Los cuentos que Cristina Gálvez (Melilla, 1978) ha incluido en Monstruos cotidianos, publicado por Traspiés, la elegante editorial granadina especializada en narrativa breve, responden a esos criterios de lo que debe ser un buen cuento, y en algunos casos, en este libro, a la creación de textos de excelente factura. Con un estilo preciso y alejado de ornamentos innecesarios, ha tejido la melillense afincada en Granada una obra conceptual en torno a la idea de la inquietante flexibilidad de los conceptos tradicionales y maniqueos de normalidad y aceptación. Su logro esencial es articular tramas donde lo oscuro y lo doloroso son mostrados con un equilibrio narrativo exquisito donde la deformidad se muestra entre líneas y supone un alegato a la participación del lector mediante la reelaboración de lo leído. De esta manera, la autora guarda una prudente distancia con sus personajes, a los que no juzga, sino que presenta a corazón abierto, en tramas que basculan desde el horror a lo fantástico o a las escenas de íntimo costumbrismo urbano.
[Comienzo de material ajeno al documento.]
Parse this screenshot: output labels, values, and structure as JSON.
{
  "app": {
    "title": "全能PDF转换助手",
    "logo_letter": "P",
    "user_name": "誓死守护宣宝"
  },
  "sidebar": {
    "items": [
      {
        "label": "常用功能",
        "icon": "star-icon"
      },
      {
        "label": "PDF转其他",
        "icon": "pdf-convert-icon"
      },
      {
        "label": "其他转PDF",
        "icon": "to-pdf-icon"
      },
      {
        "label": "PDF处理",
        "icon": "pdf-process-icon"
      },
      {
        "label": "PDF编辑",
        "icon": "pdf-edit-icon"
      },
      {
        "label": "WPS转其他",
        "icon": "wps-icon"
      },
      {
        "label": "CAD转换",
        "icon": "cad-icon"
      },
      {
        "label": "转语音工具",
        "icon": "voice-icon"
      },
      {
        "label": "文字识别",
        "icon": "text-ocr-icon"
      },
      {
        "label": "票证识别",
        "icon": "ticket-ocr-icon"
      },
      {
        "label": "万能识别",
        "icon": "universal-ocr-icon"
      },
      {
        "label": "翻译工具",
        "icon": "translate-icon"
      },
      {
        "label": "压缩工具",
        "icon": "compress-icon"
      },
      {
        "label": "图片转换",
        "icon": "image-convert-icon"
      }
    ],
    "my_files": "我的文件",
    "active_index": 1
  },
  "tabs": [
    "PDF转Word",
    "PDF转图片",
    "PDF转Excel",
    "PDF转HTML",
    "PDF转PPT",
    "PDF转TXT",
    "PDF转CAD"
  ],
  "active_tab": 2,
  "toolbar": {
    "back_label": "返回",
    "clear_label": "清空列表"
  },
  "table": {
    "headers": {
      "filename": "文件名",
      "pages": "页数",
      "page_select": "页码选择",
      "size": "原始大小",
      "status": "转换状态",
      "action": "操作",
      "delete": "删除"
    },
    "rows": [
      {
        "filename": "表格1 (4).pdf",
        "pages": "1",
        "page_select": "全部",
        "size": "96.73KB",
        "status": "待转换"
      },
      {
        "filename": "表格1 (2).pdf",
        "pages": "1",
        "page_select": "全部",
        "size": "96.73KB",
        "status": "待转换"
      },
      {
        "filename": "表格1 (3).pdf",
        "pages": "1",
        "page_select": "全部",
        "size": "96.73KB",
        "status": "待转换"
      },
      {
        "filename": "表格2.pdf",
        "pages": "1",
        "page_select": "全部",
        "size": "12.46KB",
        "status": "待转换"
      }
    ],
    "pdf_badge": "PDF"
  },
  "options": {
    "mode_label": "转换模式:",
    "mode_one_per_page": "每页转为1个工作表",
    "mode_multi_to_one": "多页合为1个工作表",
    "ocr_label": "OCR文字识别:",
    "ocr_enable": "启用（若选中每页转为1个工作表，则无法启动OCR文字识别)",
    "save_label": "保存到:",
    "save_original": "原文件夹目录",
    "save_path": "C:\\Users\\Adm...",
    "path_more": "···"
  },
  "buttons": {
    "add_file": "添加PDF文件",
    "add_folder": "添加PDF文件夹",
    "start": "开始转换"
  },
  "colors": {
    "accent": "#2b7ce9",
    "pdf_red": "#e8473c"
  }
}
Así, por ejemplo, en Bésame mucho, donde la inocencia de los dos músicos callejeros neófitos se torna, de manera imperceptible, y a través de la decepción, en una resignación que se rinde ante la necesidad de la picaresca en los supervivientes. O la búsqueda de la ficción para mantener pasiones olvidadas de la pareja protagonista de Escena. O la delicadeza neogótica (con indudables ecos de la perversión dulce de Poe o Flannery O´Connor) en Annabel Lee, la niña rara que oculta en un cobertizo ruiseñores torturados hasta la muerte y nos sitúa frente a la fascinación por el horror y lo morboso que anida en cada ser humano. Todos ellos ejemplos encomiables de cuentos bien construidos, con una prosa elegante que consigue cotas de notable lirismo a través, no exclusivamente del lenguaje, sino de la capacidad para bucear en el alma de sus criaturas y extraer vísceras y perlas, ternura y horror, y que sintetizan a la perfección las palabras de la azafata acosada por su propia sonrisa en El problema de ser azafata: “Ahora, todavía me queda la duda de si decantarme por la lucha libre o convertirme directamente en kamikaze”.
En este su segundo volumen de cuentos, Cristina Gálvez se alza como una voz novedosa y necesaria en el panorama literario español, falto de obras sensibles y de elaboración minuciosa como Monstruos cotidianos, alejadas de ese panorama de luchadores y kamikazes en que se convierten a menudo las listas de ventas en el mundo del libro.